После мы опять вместе ходили сушить снопы, и он был доволен, что может это делать. Вместе сушили, вместе и молотили. Правда, на ладони пришлось поменяться местами: я вставал с мамой на колос, а отец на пару с Митей-беленьким шел у комлей. Так он лучше чувствовал ряды снопов, касаясь их ногами. Иногда он сбивался с такта, двигался быстрее, чем надо, и ударял по цепу своего напарника. И тогда не мог скрыть горечь досады.
Раньше отец любил провеивать вороха, но теперь не мог. Доверял это дело мне, хотя с тока не уходил. Сидел на бровке и время от времени подавал голос, когда каким-то чутьем угадывал мою промашку: «Повыше, раскидистей бросай, а то ветер не пробьет толщу», «Ах, опять много захватил. Не торопись. Хлеб почтительных да бережливых любит».
Дождавшись, когда я бросал последнюю лопату жита, отец подходил к вороху, брал полные пригоршни зерна, еще пахнувшего полем и дымком овина, и, процеживая меж пальцами, прислушивался, как сухие зерна чуть-чуть позванивают.
— Золото!
Незрячие глаза его при этом влажнели, в уголки их набегали слезинки. Светлые, прозрачные. Казалось, вот-вот они упадут в ворох и тоже зазвенят. Но отец стыдливо отворачивался, рукавом насухо вытирал глаза, и, как бы спохватившись, спрашивал:
— Мешки, где мешки? Насыпать пора… — И, не дожидаясь ответа, добавлял: — Скоро мать придет, заторопит.
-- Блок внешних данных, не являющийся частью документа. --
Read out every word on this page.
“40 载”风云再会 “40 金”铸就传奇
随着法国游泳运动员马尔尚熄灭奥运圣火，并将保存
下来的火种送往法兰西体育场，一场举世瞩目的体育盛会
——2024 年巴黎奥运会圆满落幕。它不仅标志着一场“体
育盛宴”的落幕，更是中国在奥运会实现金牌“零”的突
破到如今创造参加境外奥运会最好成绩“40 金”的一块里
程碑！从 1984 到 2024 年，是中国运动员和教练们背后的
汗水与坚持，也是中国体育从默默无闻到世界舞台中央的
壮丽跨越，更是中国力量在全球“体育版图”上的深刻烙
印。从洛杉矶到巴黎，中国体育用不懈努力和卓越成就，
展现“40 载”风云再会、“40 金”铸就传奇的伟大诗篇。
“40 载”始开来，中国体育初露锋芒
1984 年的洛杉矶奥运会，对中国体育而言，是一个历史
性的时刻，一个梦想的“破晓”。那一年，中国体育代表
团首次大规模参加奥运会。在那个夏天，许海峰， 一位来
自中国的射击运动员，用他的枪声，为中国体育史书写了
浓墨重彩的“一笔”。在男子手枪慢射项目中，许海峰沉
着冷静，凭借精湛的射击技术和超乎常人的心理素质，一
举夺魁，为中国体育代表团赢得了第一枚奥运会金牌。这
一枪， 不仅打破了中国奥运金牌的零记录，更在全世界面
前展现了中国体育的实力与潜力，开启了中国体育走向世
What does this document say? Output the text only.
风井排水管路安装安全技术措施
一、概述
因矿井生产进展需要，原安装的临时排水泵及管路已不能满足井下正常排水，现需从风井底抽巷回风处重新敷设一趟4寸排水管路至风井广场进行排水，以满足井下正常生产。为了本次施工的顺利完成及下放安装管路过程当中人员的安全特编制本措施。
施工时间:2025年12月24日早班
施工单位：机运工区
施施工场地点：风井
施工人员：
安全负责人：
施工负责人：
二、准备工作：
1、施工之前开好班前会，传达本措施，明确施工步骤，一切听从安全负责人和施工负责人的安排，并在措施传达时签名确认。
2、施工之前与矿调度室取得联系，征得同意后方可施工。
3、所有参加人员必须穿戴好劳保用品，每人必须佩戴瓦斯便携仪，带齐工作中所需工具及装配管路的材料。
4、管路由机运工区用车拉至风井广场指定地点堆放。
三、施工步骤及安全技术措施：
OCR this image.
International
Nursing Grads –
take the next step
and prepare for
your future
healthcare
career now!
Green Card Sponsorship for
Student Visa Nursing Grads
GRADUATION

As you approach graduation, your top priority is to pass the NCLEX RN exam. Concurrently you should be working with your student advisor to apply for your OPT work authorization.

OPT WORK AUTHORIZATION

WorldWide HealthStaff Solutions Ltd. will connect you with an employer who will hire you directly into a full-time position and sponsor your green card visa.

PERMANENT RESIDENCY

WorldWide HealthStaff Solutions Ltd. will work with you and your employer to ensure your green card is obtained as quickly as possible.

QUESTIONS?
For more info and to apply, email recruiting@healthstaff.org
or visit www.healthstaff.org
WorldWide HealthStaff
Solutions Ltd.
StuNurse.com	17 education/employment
Она действительно все время торопилась сама и нас торопила. С маленькой сестричкой чаще и чаще оставляла Колю-Олю.
Отцу пришлось, кроме молотьбы, самому сажать снопы в овин. Вначале пробовали втроем: мать, Митя и я, но выходило не то: или слишком уплотняли снопы, так что жар не охватывал их доверху, или, наоборот, оставляли излишне большие продухи, и жар, не задерживаясь, улетучивался. В любом случае колосья как следует не просыхали и не вымолачивались до последнего зернышка.
Теперь мы вдвоем отправлялись в поле за снопами, я подавал, а отец укладывал их на воз; затем уже я подавал снопы с телеги в овин, отцу. Как все ладно выходило у него! Он не только руками, а всем существом, казалось, даже дыханьем чувствовал плотность насадки. Глянешь — снопы, как рать перед походом, выстраивались на колосниках.
Работать с ним всегда было в охотку, отступала усталость. Да и сам он за делом забывал о своем недуге, только иногда жалел, что не может пойти ни на реку, ни в лес. Впрочем, Шача не так уж привлекала его, а вот лес! Отец обычно начинал бредить им с колошения ржи, когда в знамовском молодом березняке появлялись колосовики. Всегда он первым в Юрове открывал грибной сезон. А нынче не мог. Зато как только были свезены с поля и обмолочены последние снопы, он погнал меня в лес. Сам и корзинку припас.
— Погуляй, сынок, по лесу, погуляй! — торопил меня. Затуманенные глаза его в эту минуту как-то посветлели, тонкие подвижные ноздри слегка расширились, он как бы видел этот «лесок» и ощущал грибной запах.
Каждый раз наказывал, где побольше походить, у каких берез поискать коровок, как найти «волнушкин лужок» и еловый колок, где, как уверял он, должны уже ждать-поджидать меня груздочки. Хороши же, удачливы были отцовы приметы. Из леса я возвращался с полной корзинкой крепких, духовитых грибов. Отец встречал меня на крыльце.